Contact sports tackle $20B in medical expenses each year: 7 takeaways

Orthopedic Sports Medicine

Contact sports cost high school and college athletes thousands of injuries each year. The New York Times reported making contact sports noncontact would save 49,600 injuries among athletes per year.

Here are seven takeaways:

 

1. Among male high school athletes, transforming contact sports into noncontact would create 601,900 fewer injuries every year.

 

2. In turn, medical cost and time lost savings could be as much as $1.5 million per year for colleges and $19.2 billion per year for high schools. However, these costs do not include long term effects, such as concussions or repeated injuries.

 

3. The repercussions of ligament tears, which are common among contact sport athletes, can lead to a greater than 50 percent risk of arthritis 10 years later.

 

4. High school students are reportedly more prone to injuries because they are not as skilled, have less experienced coaches and may not be physically mature.

 

5. Robert Cantu, MD, a founder of the Chronic Traumatic Encephalopathy Center at Boston University found there are approximately 1 million high school football players and 100,000 college football players.
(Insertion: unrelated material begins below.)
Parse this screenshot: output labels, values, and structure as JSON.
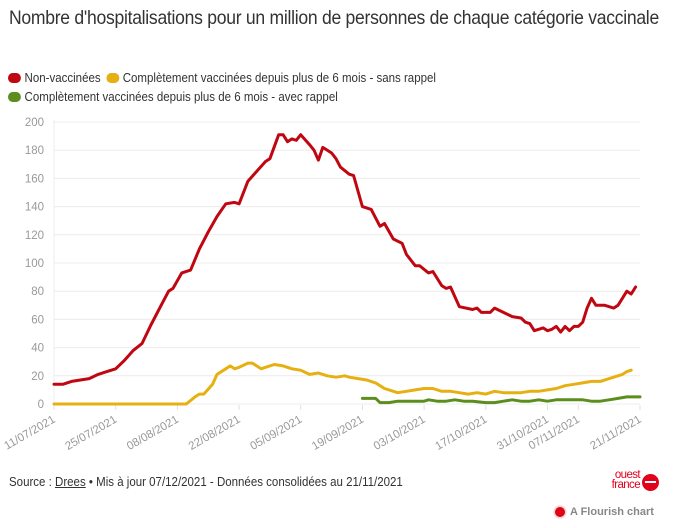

And even if injury rates are similar, the total number of injuries in high school athletes is higher leading to

more expensive medical costs.

 

6. While states mandate concussion reporting, states do not providing funding for reporting injuries, and the data that exists is often times hard to collect for studies.

 

7. Various researchers and physicians at Yale University in New Haven, Conn., said they would not allow their children to play contact sports.